Svetlanov, le pianiste. Les premières années (1/3)

MEMOIRES (1/3)

Svetlanov, le pianiste. Les premières années
Par Nina Moznaïm Svetlanova

 Evgeny Svetlanov a poursuivi ses études à l’Ecole Gnessine dans la classe de Maria Alexandrovna Gurvitch, une élève de Nikolaï Medtner. Depuis la jeunesse de Svetlanov, elle inculqua en celui-ci un intérêt et un amour pour la musique de Medtner qu’il conserva pendant toute sa vie. Il était non seulement un fervent admirateur de la musique de Medtner, mais il se consacra également à faire partager cette ferveur par le peuple, ce qui était extrêmement difficile en Russie à cette époque.

En tant qu’émigré, Medtner, ainsi que d’autres compositeurs et écrivains éminents qui ont quitté le pays, était presque un hors-la-loi. Il était quasiment impossible de se procurer ses œuvres.

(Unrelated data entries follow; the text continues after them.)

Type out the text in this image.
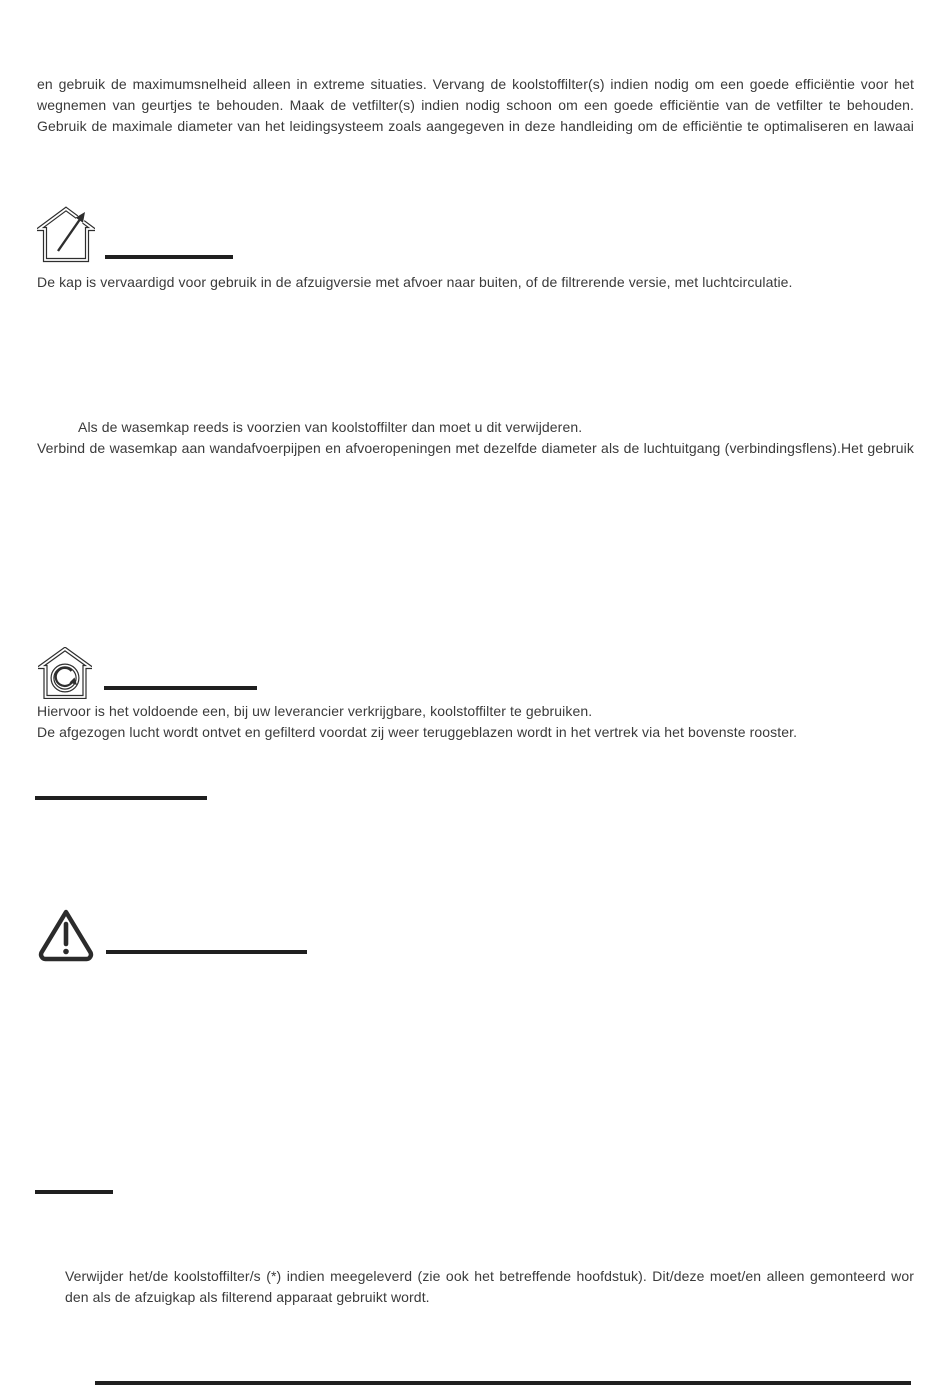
en gebruik de maximumsnelheid alleen in extreme situaties. Vervang de koolstoffilter(s) indien nodig om een goede efficiëntie voor het
wegnemen van geurtjes te behouden. Maak de vetfilter(s) indien nodig schoon om een goede efficiëntie van de vetfilter te behouden.
Gebruik de maximale diameter van het leidingsysteem zoals aangegeven in deze handleiding om de efficiëntie te optimaliseren en lawaai
De kap is vervaardigd voor gebruik in de afzuigversie met afvoer naar buiten, of de filtrerende versie, met luchtcirculatie.
Als de wasemkap reeds is voorzien van koolstoffilter dan moet u dit verwijderen.
Verbind de wasemkap aan wandafvoerpijpen en afvoeropeningen met dezelfde diameter als de luchtuitgang (verbindingsflens).Het gebruik
Hiervoor is het voldoende een, bij uw leverancier verkrijgbare, koolstoffilter te gebruiken.
De afgezogen lucht wordt ontvet en gefilterd voordat zij weer teruggeblazen wordt in het vertrek via het bovenste rooster.
Verwijder het/de koolstoffilter/s (*) indien meegeleverd (zie ook het betreffende hoofdstuk). Dit/deze moet/en alleen gemonteerd wor
den als de afzuigkap als filterend apparaat gebruikt wordt.
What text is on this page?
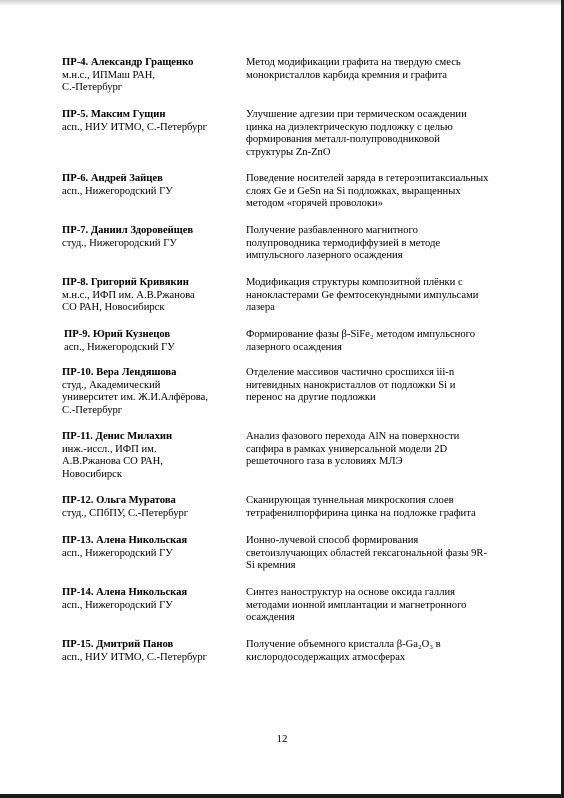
ПР-4. Александр Гращенко
м.н.с., ИПМаш РАН,
С.-Петербург
Метод модификации графита на твердую смесь
монокристаллов карбида кремния и графита
ПР-5. Максим Гущин
асп., НИУ ИТМО, С.-Петербург
Улучшение адгезии при термическом осаждении
цинка на диэлектрическую подложку с целью
формирования металл-полупроводниковой
структуры Zn-ZnO
ПР-6. Андрей Зайцев
асп., Нижегородский ГУ
Поведение носителей заряда в гетероэпитаксиальных
слоях Ge и GeSn на Si подложках, выращенных
методом «горячей проволоки»
ПР-7. Даниил Здоровейщев
студ., Нижегородский ГУ
Получение разбавленного магнитного
полупроводника термодиффузией в методе
импульсного лазерного осаждения
ПР-8. Григорий Кривякин
м.н.с., ИФП им. А.В.Ржанова
СО РАН, Новосибирск
Модификация структуры композитной плёнки с
нанокластерами Ge фемтосекундными импульсами
лазера
ПР-9. Юрий Кузнецов
асп., Нижегородский ГУ
Формирование фазы β-SiFe₂ методом импульсного
лазерного осаждения
ПР-10. Вера Лендяшова
студ., Академический
университет им. Ж.И.Алфёрова,
С.-Петербург
Отделение массивов частично сросшихся iii-n
нитевидных нанокристаллов от подложки Si и
перенос на другие подложки
ПР-11. Денис Милахин
инж.-иссл., ИФП им.
А.В.Ржанова СО РАН,
Новосибирск
Анализ фазового перехода AlN на поверхности
сапфира в рамках универсальной модели 2D
решеточного газа в условиях МЛЭ
ПР-12. Ольга Муратова
студ., СПбПУ, С.-Петербург
Сканирующая туннельная микроскопия слоев
тетрафенилпорфирина цинка на подложке графита
ПР-13. Алена Никольская
асп., Нижегородский ГУ
Ионно-лучевой способ формирования
светоизлучающих областей гексагональной фазы 9R-
Si кремния
ПР-14. Алена Никольская
асп., Нижегородский ГУ
Синтез наноструктур на основе оксида галлия
методами ионной имплантации и магнетронного
осаждения
ПР-15. Дмитрий Панов
асп., НИУ ИТМО, С.-Петербург
Получение объемного кристалла β-Ga₂O₃ в
кислородосодержащих атмосферах
12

Mme Gurvich a instauré un culte de Medtner. Elle organisait régulièrement des concerts consacrés à la musique de Medtner. Après s’être attelé avec passion à l’objectif qu’il s’était fixé de jouer toutes les œuvres de Medtner dans une série de récitals, Svetlanov était devenu le personnage central de ces concerts. Il a joué toutes les sonates pour piano, toutes les œuvres courtes pour piano, ainsi que des extraits des trois concertos pour piano de Medtner et l’ensemble des œuvres vocales. L’interprétation des œuvres vocales par Svetlanov, aussi bien en tant que chanteur qu’interprète, était magnifique. Il a hérité une très belle voix de ses parents, tous deux chanteurs professionnels à l’opéra.

Par la suite Svetlanov devait composer deux sonates pour violon, trios sonates pour piano, trois nocturnes pour violon et piano, le quintette pour piano, ainsi que de nombreuses œuvres courtes pour piano seul.

Le jeu de Svetlanov dans les concertos de Medtner était exceptionnel, et traduisait même à ce jeune âge l’empreinte de sa personnalité. Ces concerts étaient caractérisés par l’intégrité de la forme, les longues phrases, sa sonorité particulière et sa façon unique d’approcher et de réaliser les pics dramatiques de la musique.

L’auditoire de ces concerts était constitué de personnes qui s’intéressaient réellement à la musique. J’ai également assisté à tous ces concerts. Je me souviens très bien d’y avoir vu Vera Kruglikova, l’une des tantes de Svetlanov.

Vera Petrovna Kruglikova, la sœur de sa mère, était une personne extrêmement cultivée, connaissant la littérature et la poésie. Elle maîtrisait couramment le français et assistait très régulièrement aux concerts. Elle aimait beaucoup Svetlanov et soutenait pleinement l’épanouissement musical de son neveu. Svetlanov vouait le plus grand respect et une profonde affection à Vera Petrovna, il sollicitait ses conseils et lui montra ses premières compositions. Il était très fier du fait qu’elle et sa mère étaient les nièces du célèbre critique musical et spécialiste de la littérature Kruglikov, qui joua un rôle important dans la vie culturelle de la Russie à la fin du XIXe siècle. Kruglikov étudia la théorie de la musique avec Rimski-Korsakov et ils restèrent amis toute leur vie.